Anne Stanley (May 1580 - c. 8 October 1647) was an English noblewoman. She was the eldest daughter of the Earl of Derby and, through her two marriages, became Baroness Chandos and later Countess of Castlehaven. She was a distant relative of Elizabeth I of England and for some time was seen as a possible heir to the English throne.

In 1630, her second husband, the Earl of Castlehaven, was arrested and charged with being an accomplice to her rape by a servant. He was also accused of sodomy, found guilty and sentenced to death.

Anne Stanley's testimony against her husband was crucial in ensuring his conviction and set the precedent that a wife could give evidence against her husband. After the trial, she lived a very secluded life; her reputation had been severely damaged by the scandal.

== Possible heir to the throne ==

Anne Stanley was the daughter of Ferdinando Stanley, 5th Earl of Derby, and Alice Spencer.

The earls of Derby were among the most influential and prominent noble families in England. Ferdinando Stanley was a great-grandson of Mary Tudor, the younger sister of King Henry VIII. Henry VIII had stipulated in his will that in the line of succession Mary's descendants would follow immediately after his own children.
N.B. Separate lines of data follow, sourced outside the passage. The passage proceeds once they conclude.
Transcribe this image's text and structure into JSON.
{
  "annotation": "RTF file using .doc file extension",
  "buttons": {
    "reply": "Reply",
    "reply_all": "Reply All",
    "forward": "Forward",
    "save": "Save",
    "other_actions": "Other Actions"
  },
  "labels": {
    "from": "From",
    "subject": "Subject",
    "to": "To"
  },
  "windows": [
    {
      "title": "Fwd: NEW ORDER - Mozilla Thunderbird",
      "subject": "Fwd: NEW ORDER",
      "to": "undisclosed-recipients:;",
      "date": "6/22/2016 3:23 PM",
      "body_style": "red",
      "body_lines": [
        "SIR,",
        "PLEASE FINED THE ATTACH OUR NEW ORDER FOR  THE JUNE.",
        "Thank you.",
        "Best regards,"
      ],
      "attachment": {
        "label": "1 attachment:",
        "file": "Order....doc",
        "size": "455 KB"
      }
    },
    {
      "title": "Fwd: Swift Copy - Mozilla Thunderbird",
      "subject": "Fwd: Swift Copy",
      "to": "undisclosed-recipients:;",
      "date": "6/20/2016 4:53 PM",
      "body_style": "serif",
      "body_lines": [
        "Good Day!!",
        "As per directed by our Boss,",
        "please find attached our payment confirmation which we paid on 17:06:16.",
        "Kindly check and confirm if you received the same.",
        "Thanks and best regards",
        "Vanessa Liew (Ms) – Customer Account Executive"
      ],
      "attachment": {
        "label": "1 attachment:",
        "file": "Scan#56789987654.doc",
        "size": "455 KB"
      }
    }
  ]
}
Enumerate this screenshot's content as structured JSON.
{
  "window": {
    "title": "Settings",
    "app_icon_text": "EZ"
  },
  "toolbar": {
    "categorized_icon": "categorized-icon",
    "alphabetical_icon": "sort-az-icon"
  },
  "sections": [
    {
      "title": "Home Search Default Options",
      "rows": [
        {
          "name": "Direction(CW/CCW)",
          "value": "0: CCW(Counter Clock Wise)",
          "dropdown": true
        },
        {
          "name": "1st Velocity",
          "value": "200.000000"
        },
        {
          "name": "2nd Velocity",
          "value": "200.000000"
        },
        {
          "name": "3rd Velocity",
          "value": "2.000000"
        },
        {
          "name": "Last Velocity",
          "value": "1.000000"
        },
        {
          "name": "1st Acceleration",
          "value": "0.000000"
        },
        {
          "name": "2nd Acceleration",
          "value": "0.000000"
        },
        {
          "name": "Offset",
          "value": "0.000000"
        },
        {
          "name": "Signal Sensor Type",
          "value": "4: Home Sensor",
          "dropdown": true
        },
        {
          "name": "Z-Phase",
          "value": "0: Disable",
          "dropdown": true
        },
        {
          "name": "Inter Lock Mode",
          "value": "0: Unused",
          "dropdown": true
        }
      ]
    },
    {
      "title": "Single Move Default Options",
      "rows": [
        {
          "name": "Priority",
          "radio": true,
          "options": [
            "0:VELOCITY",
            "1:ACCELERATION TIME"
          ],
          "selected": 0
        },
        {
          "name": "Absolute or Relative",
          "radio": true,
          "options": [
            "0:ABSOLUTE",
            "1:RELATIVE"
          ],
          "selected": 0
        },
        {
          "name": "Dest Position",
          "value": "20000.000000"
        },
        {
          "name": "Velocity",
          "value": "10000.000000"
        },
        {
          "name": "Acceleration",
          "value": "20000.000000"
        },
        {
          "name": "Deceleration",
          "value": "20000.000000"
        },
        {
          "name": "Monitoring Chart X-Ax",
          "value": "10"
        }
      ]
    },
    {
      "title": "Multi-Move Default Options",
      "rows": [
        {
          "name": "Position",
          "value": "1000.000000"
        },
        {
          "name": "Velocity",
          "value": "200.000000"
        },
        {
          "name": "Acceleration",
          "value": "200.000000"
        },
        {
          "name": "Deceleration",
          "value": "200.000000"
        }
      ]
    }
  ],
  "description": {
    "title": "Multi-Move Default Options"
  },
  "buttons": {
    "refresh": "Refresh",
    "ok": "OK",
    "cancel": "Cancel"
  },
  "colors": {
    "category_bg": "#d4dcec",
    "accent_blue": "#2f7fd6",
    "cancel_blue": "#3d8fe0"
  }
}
In doing so, he excluded the Kings of Scotland, descendants of his elder sister Margaret. By 1580, it was obvious that Queen Elizabeth I would have no children, and this focused attention on the Earl of Derby as a possible future king. After his death in 1594, opinion in the matter of the succession began to favour King James VI of Scotland who, in 1603, indeed succeeded Elizabeth I. However, some believed that this succession was contrary to the will of Henry VIII, and therefore illegal. Anne Stanley herself never made a claim to the throne.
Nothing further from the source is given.